When a decedent who is a resident of California, but has real property elsewhere, dies, two separate probates will need to be conducted: the primary probate, in California, and what’s called an “ancillary” probate in the state of wherever the other property is situated.
Why does there have to be an ancillary probate? Real property is governed by the laws of the state where it’s located, regardless of where the owner lives. Unfortunately, this means additional work for the personal representative (the person charged with overseeing the probate process) of the decedent's estate. The personal representative will generally need to hire an attorney in the other state to handle the probate.

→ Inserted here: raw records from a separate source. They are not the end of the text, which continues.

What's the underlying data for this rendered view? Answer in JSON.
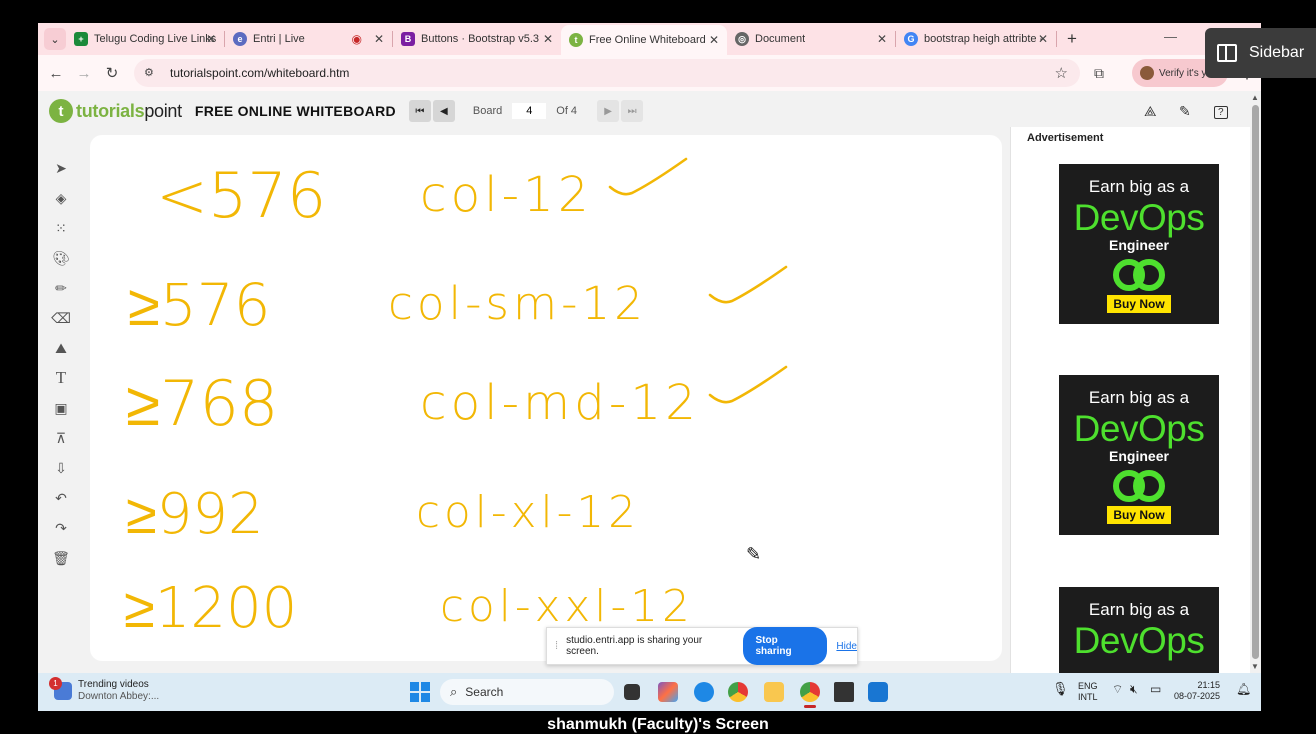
{
  "browser": {
    "tabs": [
      {
        "title": "Telugu Coding Live Links S",
        "favicon_color": "#1b8a3a",
        "favicon_glyph": "+",
        "active": false
      },
      {
        "title": "Entri | Live",
        "favicon_color": "#5c6bc0",
        "favicon_glyph": "e",
        "active": false
      },
      {
        "title": "Buttons · Bootstrap v5.3",
        "favicon_color": "#7b1fa2",
        "favicon_glyph": "B",
        "active": false
      },
      {
        "title": "Free Online Whiteboard",
        "favicon_color": "#7cb342",
        "favicon_glyph": "t",
        "active": true
      },
      {
        "title": "Document",
        "favicon_color": "#555555",
        "favicon_glyph": "◎",
        "active": false
      },
      {
        "title": "bootstrap heigh attribte - V",
        "favicon_color": "#4285f4",
        "favicon_glyph": "G",
        "active": false
      }
    ],
    "url": "tutorialspoint.com/whiteboard.htm",
    "profile_label": "Verify it's you"
  },
  "whiteboard": {
    "brand": "tutorialspoint",
    "brand_prefix": "tutorials",
    "brand_suffix": "point",
    "title": "FREE ONLINE WHITEBOARD",
    "board_label": "Board",
    "board_value": "4",
    "of_label": "Of 4",
    "tools": [
      "pointer-icon",
      "layers-add-icon",
      "grid-icon",
      "palette-icon",
      "pencil-icon",
      "eraser-icon",
      "fill-icon",
      "text-icon",
      "image-icon",
      "presentation-icon",
      "download-icon",
      "undo-icon",
      "redo-icon",
      "trash-icon"
    ],
    "ink_color": "#f2b705"
  },
  "handwriting": [
    {
      "breakpoint": "<576",
      "class": "col-12",
      "check": true
    },
    {
      "breakpoint": "≥576",
      "class": "col-sm-12",
      "check": true
    },
    {
      "breakpoint": "≥768",
      "class": "col-md-12",
      "check": true
    },
    {
      "breakpoint": "≥992",
      "class": "col-xl-12",
      "check": false
    },
    {
      "breakpoint": "≥1200",
      "class": "col-xxl-12",
      "check": false
    }
  ],
  "share_bar": {
    "message": "studio.entri.app is sharing your screen.",
    "stop_label": "Stop sharing",
    "hide_label": "Hide"
  },
  "ads": {
    "label": "Advertisement",
    "line1": "Earn big as a",
    "line2": "DevOps",
    "line3": "Engineer",
    "cta": "Buy Now"
  },
  "taskbar": {
    "trending_title": "Trending videos",
    "trending_sub": "Downton Abbey:...",
    "trending_badge": "1",
    "search_label": "Search",
    "lang_top": "ENG",
    "lang_bottom": "INTL",
    "time": "21:15",
    "date": "08-07-2025"
  },
  "overlay": {
    "sidebar_label": "Sidebar",
    "caption": "shanmukh (Faculty)'s Screen"
  }
}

Generally, however, once a will is validated by the probate court in the decedent's home state, it will be accepted in the second state without further proof.

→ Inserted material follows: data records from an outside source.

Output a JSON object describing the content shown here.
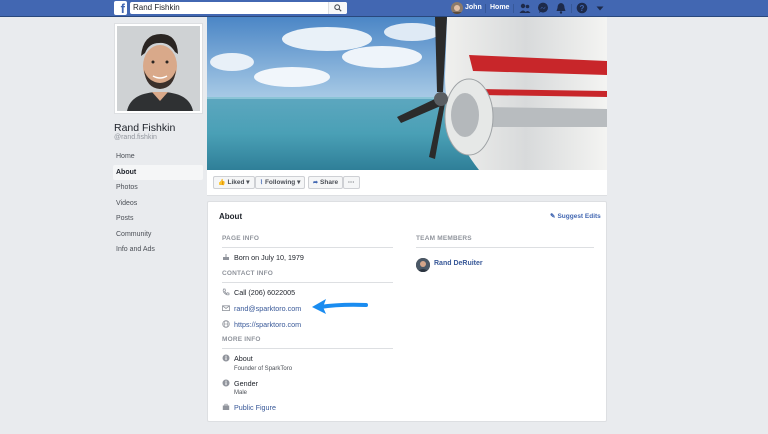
{
  "topbar": {
    "search_value": "Rand Fishkin",
    "user_name": "John",
    "home_label": "Home"
  },
  "profile": {
    "name": "Rand Fishkin",
    "handle": "@rand.fishkin"
  },
  "left_nav": {
    "items": [
      {
        "label": "Home"
      },
      {
        "label": "About"
      },
      {
        "label": "Photos"
      },
      {
        "label": "Videos"
      },
      {
        "label": "Posts"
      },
      {
        "label": "Community"
      },
      {
        "label": "Info and Ads"
      }
    ],
    "active": "About"
  },
  "actions": {
    "liked": "Liked",
    "following": "Following",
    "share": "Share",
    "more": "···"
  },
  "about": {
    "title": "About",
    "suggest_edits": "Suggest Edits",
    "page_info_header": "PAGE INFO",
    "born": "Born on July 10, 1979",
    "contact_info_header": "CONTACT INFO",
    "phone": "Call (206) 6022005",
    "email": "rand@sparktoro.com",
    "website": "https://sparktoro.com",
    "more_info_header": "MORE INFO",
    "about_label": "About",
    "about_value": "Founder of SparkToro",
    "gender_label": "Gender",
    "gender_value": "Male",
    "category": "Public Figure",
    "team_header": "TEAM MEMBERS",
    "team_member": "Rand DeRuiter"
  },
  "colors": {
    "brand_blue": "#4267b2",
    "link_blue": "#385898",
    "annotation_arrow": "#1a8cf0"
  }
}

The reverse is true for non-California residents who have real property here; an ancillary probate must occur in the California probate court. A representative appointed by another state has priority to be appointed as the local personal representative in California. However, a personal representative from a foreign country does not have any special priority. The will, or an authenticated copy, can be admitted to the probate court here, along with a copy of the order admitting the will in the primary probate. A representative appointed by another state may also use California’s small estate affidavit procedure.
To avoid ancillary probate, talk to an estate planning or probate attorney in the jurisdiction of your non-resident property. Owning the property in trust, or with another person in a certain manner, or recording a transfer-on-death deed for the property may avoid an ancillary probate.